Responses of more than 60,000 adolescents in grades 9 to 12 to the 2011 Youth Risk Behavior Surveillance were matched against data on anti-bullying legislation in 25 states obtained from the U.S. Department of Education, which commissioned a review of state law in 2011. Each state was assigned compliance scores for 16 components identified by the Department.
Findings showed there were three critical components to having successful antibullying state laws in terms of reducing both bullying and cyberbullying: a description of where schools can intervene to address bullying — for example, on school grounds only or beyond; a clear definition of bullying; and a requirement that schools have a local policy or a timeline when a policy must be in place. Training elements, enumerated groups, and communication of the policies were also effective for reducing either cyberbullying or traditional face-to-face bullying. The study controlled for state-level violent crime rates and historical bullying rates, which otherwise may have affected the results.
High school students in states with at least one component in the antibullying law were 24 percent less likely to report acts of bullying and 20 percent less likely to be cyberbullied compared to students in states without legislation.
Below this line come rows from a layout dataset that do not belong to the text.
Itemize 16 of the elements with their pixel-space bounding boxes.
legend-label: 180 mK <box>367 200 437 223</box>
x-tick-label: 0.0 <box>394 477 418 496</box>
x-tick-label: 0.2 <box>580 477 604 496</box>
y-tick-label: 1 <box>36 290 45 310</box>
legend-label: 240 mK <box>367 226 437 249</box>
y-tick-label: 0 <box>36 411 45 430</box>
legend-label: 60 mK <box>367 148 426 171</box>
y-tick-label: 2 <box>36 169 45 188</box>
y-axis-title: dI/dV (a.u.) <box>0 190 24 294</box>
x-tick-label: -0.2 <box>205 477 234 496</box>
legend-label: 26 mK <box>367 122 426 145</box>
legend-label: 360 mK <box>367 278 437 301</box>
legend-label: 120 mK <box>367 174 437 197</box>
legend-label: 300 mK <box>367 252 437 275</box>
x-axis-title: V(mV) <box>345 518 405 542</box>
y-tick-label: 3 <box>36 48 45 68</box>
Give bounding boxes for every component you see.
Rates of bullying ranged from a low of 13 percent reported by Alabama to 27 percent for South Dakota. Cyberbullying rates ranged from 12 percent in Alabama to 20 percent in South Dakota and an overall average of 15.5 percent. Students were considered a target of bullying if they reported being bullied on school property in the past year and a target of cyberbullying if they reported being electronically bullied (e.g., through email, texting, Websites) in the past year.
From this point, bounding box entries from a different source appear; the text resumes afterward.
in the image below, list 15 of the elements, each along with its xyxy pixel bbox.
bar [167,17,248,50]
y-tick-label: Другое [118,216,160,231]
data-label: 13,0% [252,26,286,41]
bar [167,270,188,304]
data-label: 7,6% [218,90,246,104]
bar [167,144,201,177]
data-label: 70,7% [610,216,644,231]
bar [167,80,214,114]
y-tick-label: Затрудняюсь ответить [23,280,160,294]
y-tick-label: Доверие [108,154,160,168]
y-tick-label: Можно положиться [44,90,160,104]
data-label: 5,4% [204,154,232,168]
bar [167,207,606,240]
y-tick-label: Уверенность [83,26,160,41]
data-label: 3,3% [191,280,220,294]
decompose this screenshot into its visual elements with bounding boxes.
“Bullying is a common experience among children, and passing legislation to curb bullying is an important prevention strategy,” said Ramirez. “However, research on the effectiveness of these laws has been lagging. This research represents an important step in linking public health research with the practice of public health law. Moving forward, this collaboration will help identify what laws are most effective in curbing bullying in schools.”
These results follow on earlier findings that revealed far lower rates of suicide attempts among gay and lesbian youths in Oregon counties whose anti-bullying legislation mentioned sexual orientation. In that study, published in 2013, Hatzenbuehler and Katherine Keyes, also of the Mailman School, addressed the county-by-county variability of this legislation and found that more specific policies provided the most protection for lesbian and gay youth.
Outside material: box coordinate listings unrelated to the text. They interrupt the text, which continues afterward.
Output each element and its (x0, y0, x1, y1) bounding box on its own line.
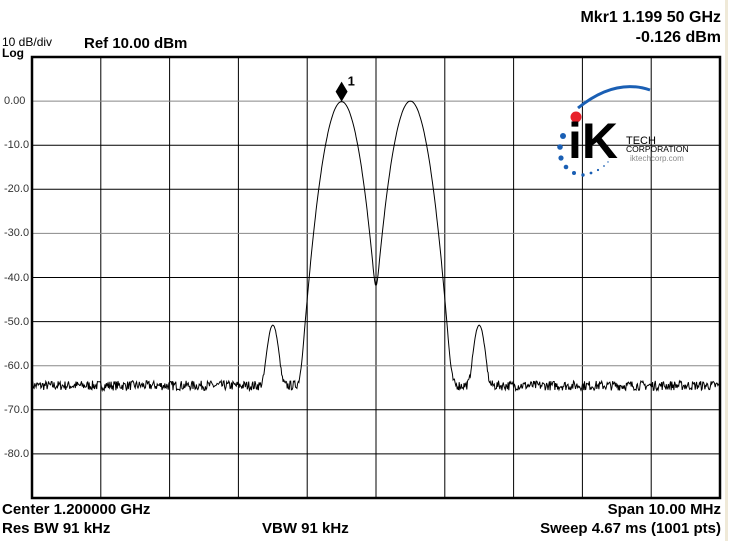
logo-url: iktechcorp.com (630, 154, 684, 163)
logo-ik: iK (568, 113, 618, 169)
logo-tech: TECH (626, 135, 656, 147)
center-frequency: Center 1.200000 GHz (2, 501, 151, 518)
reference-level: Ref 10.00 dBm (84, 35, 188, 52)
marker-diamond-icon (335, 81, 348, 102)
trace (31, 100, 721, 393)
resolution-bandwidth: Res BW 91 kHz (2, 520, 111, 537)
y-tick-label: -20.0 (4, 183, 30, 196)
plot-frame (30, 55, 722, 500)
y-tick-label: -30.0 (4, 227, 30, 240)
y-tick-label: 0.00 (4, 95, 26, 108)
video-bandwidth: VBW 91 kHz (262, 520, 349, 537)
y-tick-label: -70.0 (4, 403, 30, 416)
frequency-span: Span 10.00 MHz (607, 501, 721, 518)
ik-logo: iK TECH CORPORATION iktechcorp.com (557, 85, 689, 177)
y-tick-label: -60.0 (4, 359, 30, 372)
y-tick-label: -40.0 (4, 271, 30, 284)
scale-per-div: 10 dB/div (2, 35, 53, 49)
logo-red-dot (570, 111, 582, 123)
y-tick-label: -10.0 (4, 139, 30, 152)
logo-corporation: CORPORATION (626, 144, 689, 154)
marker-number: 1 (348, 74, 355, 89)
y-tick-label: -50.0 (4, 315, 30, 328)
y-tick-label: -80.0 (4, 447, 30, 460)
marker-amplitude: -0.126 dBm (635, 29, 721, 46)
marker-frequency: Mkr1 1.199 50 GHz (580, 9, 721, 26)
marker-1[interactable]: 1 (335, 74, 355, 102)
window-edge-strip (725, 0, 728, 541)
sweep-time: Sweep 4.67 ms (1001 pts) (540, 520, 721, 537)
scale-type: Log (2, 46, 24, 60)
graticule (32, 57, 720, 498)
logo-arc (577, 85, 651, 110)
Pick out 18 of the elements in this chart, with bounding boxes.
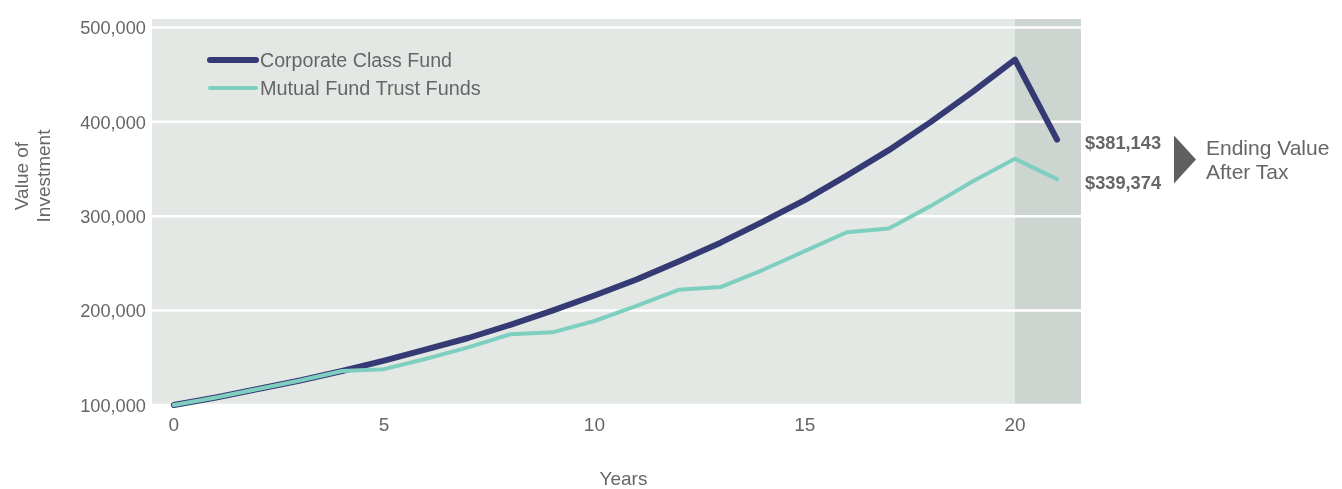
y-tick-label: 200,000 (80, 300, 149, 322)
x-axis-title: Years (599, 468, 648, 489)
x-tick-label: 10 (583, 414, 605, 435)
y-tick-label: 400,000 (80, 111, 149, 133)
y-tick-label: 100,000 (80, 394, 149, 416)
x-tick-label: 20 (1004, 414, 1026, 435)
x-tick-label: 15 (794, 414, 816, 435)
x-tick-label: 5 (378, 414, 390, 435)
legend-label: Mutual Fund Trust Funds (260, 77, 483, 99)
y-axis-title: Value of Investment (11, 128, 54, 223)
annotation: $381,143 (1085, 132, 1165, 154)
y-tick-label: 500,000 (80, 17, 149, 39)
x-tick-label: 0 (168, 414, 180, 435)
text: Ending Value After Tax (1206, 135, 1330, 183)
annotation: $339,374 (1085, 171, 1165, 193)
y-tick-label: 300,000 (80, 205, 149, 227)
line-series (171, 156, 1060, 407)
legend-label: Corporate Class Fund (260, 49, 456, 71)
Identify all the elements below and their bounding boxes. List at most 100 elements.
“Bullying and cyberbullying are significant public health issues that threaten American youth’s well-being,” said Marci Hertz, MS, lead health scientist, CDC’s National Center for Injury Prevention and Control. “Bullying hurts kids physically and emotionally and can affect how well they do in school. This research will help us proactively identify and put in place strategies to protect our children from bullying and bullying-related behaviors using evidence-based strategies.”
“Although more research is needed, our study is an important first step in providing guidance to legislators and school administrators about best practices to reduce bullying and to give protection to young people all over the country,” Hatzenbuehler said.